The ESC, he adds, should also work to develop activities in partnership with other disciplines, including general practitice, nursing the European Society of Hypertension, European Society of Nuclear Cardiology and radiology.
Komajda, who has spent the majority of his career at the Pitié Salpetrière Hospital in Paris, where he has risen through the ranks from lecturer to head of the Cardiovascular and Surgical Departments, will become ESC President in 2010. His previous ESC roles, which include chairing the Working Group on Heart Failure (2000-2002) and the Congress Programme Committees for Stockholm 2005 and Barcelona WCC 2006, give him an insider's knowledge of the organisation.
In his term of office, Komajda also wants to strengthen links between the ESC Board and National Societies. “With such a big structure to the ESC, which is composed of 51 National Societies, 19 Working Groups, five Associations and five Councils, there is a danger the organisation could become a bit anonymous," he says. "I would like to introduce a personal touch, providing the opportunity for more interaction between the leadership and different bodies."

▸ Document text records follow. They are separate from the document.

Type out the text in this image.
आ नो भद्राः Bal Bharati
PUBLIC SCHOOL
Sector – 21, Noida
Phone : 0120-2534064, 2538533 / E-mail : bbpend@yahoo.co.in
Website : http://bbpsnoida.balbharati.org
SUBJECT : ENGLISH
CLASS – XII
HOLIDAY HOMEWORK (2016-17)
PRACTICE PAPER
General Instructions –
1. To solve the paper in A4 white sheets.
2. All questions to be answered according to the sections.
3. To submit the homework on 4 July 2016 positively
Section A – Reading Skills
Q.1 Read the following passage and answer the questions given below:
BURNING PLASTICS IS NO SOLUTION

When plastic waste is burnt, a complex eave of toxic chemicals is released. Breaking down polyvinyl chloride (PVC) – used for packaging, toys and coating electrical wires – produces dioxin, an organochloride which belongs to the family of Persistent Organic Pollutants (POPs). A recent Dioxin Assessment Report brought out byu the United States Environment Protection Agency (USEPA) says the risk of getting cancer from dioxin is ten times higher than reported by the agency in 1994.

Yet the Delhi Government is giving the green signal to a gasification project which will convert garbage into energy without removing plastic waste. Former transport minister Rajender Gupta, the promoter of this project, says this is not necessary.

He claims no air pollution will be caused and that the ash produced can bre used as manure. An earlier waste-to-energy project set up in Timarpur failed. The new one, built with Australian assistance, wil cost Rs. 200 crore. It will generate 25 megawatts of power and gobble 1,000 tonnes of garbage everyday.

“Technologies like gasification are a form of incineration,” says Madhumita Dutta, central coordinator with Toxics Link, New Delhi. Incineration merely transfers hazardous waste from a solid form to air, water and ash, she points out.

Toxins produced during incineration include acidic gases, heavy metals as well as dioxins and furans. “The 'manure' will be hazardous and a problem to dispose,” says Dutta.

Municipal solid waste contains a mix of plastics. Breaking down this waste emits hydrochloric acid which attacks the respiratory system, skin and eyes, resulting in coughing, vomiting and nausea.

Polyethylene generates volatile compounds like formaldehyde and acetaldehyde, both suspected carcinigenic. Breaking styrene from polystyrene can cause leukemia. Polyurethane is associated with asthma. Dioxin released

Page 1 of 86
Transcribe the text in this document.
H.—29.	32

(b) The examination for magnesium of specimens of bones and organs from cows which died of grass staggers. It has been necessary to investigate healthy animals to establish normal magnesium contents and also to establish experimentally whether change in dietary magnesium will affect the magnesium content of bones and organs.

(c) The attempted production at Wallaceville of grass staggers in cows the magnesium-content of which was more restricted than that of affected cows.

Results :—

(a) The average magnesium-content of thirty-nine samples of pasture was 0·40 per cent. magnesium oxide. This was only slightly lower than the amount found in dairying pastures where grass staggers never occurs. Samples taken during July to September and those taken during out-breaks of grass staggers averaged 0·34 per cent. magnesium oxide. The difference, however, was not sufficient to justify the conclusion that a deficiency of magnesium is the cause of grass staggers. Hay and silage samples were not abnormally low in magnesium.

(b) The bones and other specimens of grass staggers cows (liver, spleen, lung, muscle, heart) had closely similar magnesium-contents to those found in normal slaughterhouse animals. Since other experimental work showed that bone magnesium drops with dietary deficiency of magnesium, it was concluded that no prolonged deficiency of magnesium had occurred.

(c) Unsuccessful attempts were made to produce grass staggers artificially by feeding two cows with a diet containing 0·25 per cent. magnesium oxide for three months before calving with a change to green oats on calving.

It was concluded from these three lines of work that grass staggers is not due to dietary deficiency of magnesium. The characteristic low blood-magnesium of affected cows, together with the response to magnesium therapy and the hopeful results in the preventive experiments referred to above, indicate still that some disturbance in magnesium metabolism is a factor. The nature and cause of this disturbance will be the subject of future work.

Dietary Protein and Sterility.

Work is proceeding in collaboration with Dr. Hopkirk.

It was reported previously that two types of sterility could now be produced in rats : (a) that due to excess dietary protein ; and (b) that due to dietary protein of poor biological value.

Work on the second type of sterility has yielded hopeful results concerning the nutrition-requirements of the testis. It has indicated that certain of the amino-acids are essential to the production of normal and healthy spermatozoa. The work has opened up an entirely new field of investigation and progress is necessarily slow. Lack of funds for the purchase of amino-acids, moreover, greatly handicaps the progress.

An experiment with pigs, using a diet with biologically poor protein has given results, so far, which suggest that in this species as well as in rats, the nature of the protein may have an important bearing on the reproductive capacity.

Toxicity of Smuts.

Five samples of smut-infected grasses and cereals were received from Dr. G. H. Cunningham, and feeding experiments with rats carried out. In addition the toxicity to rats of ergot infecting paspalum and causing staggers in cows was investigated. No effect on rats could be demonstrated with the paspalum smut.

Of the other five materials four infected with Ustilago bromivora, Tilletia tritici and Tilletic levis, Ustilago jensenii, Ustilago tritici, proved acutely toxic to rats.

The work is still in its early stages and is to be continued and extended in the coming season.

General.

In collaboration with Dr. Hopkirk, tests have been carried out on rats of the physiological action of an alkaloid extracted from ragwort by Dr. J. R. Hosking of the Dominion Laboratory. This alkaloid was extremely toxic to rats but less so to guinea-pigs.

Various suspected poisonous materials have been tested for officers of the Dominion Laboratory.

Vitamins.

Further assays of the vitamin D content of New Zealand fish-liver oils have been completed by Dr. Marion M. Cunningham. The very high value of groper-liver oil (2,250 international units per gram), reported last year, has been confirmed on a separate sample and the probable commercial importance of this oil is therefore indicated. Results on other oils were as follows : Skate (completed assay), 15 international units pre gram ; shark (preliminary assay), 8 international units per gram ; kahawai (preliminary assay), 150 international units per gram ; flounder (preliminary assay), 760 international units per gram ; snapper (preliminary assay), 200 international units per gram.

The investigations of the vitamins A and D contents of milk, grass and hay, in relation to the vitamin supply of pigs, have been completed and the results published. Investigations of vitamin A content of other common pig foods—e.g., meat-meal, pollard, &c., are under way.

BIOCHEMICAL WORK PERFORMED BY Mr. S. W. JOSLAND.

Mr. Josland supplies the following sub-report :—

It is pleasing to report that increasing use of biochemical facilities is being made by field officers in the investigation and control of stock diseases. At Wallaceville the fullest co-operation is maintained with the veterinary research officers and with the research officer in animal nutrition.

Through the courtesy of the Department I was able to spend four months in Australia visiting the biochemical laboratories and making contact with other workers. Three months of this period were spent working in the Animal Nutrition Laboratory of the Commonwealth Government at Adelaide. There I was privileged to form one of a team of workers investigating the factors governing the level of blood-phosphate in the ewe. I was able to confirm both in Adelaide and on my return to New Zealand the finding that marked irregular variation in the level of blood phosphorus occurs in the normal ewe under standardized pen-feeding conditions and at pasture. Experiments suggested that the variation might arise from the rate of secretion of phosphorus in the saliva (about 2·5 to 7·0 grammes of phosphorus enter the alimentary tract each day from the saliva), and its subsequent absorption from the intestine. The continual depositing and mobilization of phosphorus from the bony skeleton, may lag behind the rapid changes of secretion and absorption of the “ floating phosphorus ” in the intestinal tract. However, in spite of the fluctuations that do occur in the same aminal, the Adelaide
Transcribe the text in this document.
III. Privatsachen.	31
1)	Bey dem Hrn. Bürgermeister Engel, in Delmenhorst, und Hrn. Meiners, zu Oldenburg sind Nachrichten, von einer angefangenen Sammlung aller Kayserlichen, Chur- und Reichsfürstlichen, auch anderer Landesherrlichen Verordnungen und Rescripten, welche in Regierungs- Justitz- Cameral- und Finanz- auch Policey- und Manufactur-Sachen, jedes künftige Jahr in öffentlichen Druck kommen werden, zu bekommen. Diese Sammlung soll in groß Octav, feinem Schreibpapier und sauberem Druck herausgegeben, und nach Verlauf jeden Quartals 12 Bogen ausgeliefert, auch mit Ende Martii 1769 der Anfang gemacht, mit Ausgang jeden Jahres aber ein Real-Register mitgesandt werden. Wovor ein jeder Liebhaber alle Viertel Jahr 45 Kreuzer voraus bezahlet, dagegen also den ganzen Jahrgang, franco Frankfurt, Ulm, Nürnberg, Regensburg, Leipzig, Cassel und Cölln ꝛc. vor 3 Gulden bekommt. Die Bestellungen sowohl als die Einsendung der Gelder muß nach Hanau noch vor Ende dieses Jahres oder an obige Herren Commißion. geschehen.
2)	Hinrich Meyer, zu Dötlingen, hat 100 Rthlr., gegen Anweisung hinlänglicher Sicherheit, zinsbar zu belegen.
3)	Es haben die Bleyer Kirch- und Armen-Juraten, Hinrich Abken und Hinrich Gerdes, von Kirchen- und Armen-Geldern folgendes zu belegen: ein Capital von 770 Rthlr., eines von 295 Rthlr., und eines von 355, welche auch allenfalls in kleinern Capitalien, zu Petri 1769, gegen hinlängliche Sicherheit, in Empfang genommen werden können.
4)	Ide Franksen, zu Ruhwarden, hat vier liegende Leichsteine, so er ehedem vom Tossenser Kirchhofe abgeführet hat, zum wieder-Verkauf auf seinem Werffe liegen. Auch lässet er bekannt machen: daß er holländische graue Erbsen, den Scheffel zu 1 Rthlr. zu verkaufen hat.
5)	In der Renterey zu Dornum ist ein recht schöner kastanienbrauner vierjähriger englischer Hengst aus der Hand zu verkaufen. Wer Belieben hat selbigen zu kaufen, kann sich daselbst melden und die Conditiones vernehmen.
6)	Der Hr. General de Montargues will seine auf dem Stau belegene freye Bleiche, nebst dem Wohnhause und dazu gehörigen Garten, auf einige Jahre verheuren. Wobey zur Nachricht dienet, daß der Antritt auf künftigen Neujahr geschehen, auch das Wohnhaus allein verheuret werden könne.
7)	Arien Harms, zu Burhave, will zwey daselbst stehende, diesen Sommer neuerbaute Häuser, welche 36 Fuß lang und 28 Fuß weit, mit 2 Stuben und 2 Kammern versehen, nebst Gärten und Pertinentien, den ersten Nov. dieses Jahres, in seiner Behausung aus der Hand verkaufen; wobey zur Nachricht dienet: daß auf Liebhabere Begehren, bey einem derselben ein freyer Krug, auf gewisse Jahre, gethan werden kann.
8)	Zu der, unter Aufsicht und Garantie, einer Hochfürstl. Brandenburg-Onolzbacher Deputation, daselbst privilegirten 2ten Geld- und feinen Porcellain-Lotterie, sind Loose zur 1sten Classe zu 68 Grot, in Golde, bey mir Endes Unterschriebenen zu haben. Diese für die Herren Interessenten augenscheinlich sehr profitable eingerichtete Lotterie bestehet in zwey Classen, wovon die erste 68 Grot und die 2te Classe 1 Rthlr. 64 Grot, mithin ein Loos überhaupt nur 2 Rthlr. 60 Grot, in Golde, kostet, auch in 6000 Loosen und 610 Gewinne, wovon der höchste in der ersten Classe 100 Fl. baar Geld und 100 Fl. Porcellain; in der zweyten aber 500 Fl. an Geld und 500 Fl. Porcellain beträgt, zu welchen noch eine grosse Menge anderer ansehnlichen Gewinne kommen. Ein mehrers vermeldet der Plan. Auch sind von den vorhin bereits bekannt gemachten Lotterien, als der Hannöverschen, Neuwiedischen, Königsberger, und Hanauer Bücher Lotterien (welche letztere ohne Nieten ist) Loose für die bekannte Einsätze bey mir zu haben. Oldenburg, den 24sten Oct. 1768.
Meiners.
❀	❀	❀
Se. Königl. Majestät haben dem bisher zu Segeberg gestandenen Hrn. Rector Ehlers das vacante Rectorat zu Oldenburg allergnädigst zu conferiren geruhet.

Komajda's research interests have focussed on the genetics of dilated and hypertrophic cardiomyopathy, with a view to offering genetic analysis for families with the condition. The diagnosis and treatment of heart failure has been another prominent theme in his career. As one of the principal investigators on the EUROGENE Heart Failure Project, he has facilitated a European network of nine different centres from seven countries, which have enrolled 3000 patients with a view to identifying the genes involved in heart failure. “Here we hope to identify modifier genes that influence the clinical presentation and prognostic stratification of heart failure,” he explains, adding that the project should eventually allow identification of patients requiring intensive follow-up and care.
Komajda's time as President of the French Society of Cardiology (2002-4) gave him a foretaste of what it will be like to steer the ESC. “I really enjoyed the opportunity to meet lots of different people whom I wouldn't have met in my day-to-day work as a cardiologist," he says. "Such contacts have allowed me to look at issues from a different perspective, and taught me how to negotiate."
The first stamp of Komajda's leadership is that Paris, his home city where he lives with his wife and daughter, has been put firmly on the ESC Congress circuit by hosting the ESC Congress 2011. The scale of the meeting presided over by Komajda is likely to be in sharp contract to the last Paris meeting, held back in 1980, when just 800 participants attended.